All three defendants will be sentenced by the Honorable Robert E. Morin on July 8, 2016.
According to the government’s evidence, just before noon on February 16, 2015, the defendants were driven to the 300 block of 61st Street NE for purposes of conducting a PCP transaction with the victim, Rico Myers, 25, and his friend. Once there, the defendants entered an alley and Pinkney pulled a gun, demanding the victim’s possessions.
Bass began going through Mr. Myers’s pockets, while Brown robbed Mr. Myers’s friend. Mr. Myers began struggling to defend himself and Pinkney then shot him four times. The defendants ran to the waiting car on 61st Street NE, which then drove off.
Mr. Myers ran out of the alley and collapsed on a sidewalk in the 300 block of 61st Street NE. He was taken to a hospital, where all efforts to save his life were unsuccessful. An autopsy performed by the Maryland Office of the Chief Medical Examiner determined the cause of death to be multiple gunshot wounds and the manner of death to be homicide.

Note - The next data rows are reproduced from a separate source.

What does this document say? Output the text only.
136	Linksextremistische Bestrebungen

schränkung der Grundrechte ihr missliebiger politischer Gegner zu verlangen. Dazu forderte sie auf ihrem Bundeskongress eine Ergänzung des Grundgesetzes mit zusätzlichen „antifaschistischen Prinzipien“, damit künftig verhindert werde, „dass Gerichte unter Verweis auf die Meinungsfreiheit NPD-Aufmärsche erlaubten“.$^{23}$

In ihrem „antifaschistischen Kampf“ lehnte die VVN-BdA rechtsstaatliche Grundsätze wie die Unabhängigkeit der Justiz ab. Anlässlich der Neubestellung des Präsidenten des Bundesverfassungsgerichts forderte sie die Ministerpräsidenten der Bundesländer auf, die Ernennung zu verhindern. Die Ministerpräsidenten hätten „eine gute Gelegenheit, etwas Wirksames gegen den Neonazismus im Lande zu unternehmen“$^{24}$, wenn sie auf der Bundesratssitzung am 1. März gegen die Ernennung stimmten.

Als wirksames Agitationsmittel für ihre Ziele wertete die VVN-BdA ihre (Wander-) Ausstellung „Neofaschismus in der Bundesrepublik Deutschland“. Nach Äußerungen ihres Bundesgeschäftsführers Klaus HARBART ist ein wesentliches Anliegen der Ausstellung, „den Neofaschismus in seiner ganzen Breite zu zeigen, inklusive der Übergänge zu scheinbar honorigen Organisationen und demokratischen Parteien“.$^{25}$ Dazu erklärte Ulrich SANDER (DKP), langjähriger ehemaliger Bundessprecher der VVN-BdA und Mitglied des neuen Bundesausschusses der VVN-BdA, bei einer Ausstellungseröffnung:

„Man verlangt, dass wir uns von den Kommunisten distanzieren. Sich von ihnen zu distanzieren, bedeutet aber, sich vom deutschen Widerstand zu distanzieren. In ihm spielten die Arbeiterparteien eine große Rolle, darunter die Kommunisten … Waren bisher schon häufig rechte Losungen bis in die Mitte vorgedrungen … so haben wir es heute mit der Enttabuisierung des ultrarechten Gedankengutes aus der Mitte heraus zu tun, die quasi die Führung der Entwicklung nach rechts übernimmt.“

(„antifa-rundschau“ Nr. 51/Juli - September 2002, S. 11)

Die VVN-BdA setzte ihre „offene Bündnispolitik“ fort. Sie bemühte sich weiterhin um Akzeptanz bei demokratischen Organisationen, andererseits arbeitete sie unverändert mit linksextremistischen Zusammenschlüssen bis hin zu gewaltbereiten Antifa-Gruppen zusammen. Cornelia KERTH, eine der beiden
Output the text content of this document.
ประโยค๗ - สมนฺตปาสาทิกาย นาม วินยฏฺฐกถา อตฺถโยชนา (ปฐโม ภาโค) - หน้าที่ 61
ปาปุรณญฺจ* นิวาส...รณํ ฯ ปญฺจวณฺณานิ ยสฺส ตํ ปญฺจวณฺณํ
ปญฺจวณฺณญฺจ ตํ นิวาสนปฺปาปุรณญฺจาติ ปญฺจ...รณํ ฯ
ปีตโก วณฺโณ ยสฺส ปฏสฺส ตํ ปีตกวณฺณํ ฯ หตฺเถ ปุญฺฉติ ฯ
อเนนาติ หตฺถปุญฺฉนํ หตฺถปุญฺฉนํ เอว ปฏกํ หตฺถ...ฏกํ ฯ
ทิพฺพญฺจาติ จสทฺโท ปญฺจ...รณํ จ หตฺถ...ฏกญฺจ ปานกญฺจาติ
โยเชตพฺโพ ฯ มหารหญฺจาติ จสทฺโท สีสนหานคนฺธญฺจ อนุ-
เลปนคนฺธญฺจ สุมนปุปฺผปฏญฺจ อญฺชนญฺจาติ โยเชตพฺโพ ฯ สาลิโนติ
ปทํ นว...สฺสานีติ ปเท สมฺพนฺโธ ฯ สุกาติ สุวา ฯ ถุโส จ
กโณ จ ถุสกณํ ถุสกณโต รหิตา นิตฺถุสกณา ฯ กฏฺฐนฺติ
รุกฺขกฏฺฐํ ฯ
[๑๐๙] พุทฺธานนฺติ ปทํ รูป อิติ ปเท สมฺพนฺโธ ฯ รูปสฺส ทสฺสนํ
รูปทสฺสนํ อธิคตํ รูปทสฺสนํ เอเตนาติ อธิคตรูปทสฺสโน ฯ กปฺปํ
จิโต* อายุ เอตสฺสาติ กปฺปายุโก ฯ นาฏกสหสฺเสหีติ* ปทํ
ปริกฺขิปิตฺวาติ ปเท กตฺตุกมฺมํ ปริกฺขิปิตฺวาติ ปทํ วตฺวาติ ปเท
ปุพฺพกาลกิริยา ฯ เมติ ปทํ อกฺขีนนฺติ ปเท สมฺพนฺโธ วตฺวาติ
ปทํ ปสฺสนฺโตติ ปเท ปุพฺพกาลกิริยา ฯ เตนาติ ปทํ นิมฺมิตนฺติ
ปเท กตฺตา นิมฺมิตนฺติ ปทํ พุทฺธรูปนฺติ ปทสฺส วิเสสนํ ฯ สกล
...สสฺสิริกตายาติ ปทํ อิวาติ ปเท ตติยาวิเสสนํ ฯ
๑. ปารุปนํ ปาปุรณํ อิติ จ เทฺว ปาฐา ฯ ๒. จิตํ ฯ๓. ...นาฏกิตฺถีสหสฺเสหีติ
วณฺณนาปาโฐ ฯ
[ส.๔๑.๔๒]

In announcing the guilty pleas, U.S. Attorney Phillips commended the work of the detectives of the Criminal Investigations Division, Homicide Branch, crime scene officers, and the Sixth Police District of the Metropolitan Police Department, as well as Special Agent Benjamin Inman of the FBI’s Cellular Analysis Survey Team. He also expressed appreciation for the work of the D.C. Department of Fire and Emergency Medical Services and the Maryland Office of the Chief Medical Examiner. He acknowledged the efforts of those who worked on the case from the U.S. Attorney’s Office, including Victim/Witness Advocate Diana Lim, Victim/Witness Security Specialist M. Laverne Forrest, and Paralegal Specialist Lashone Samuels. Finally, he praised the work of Assistant U.S. Attorney Michael Spence, who investigated and prosecuted the case.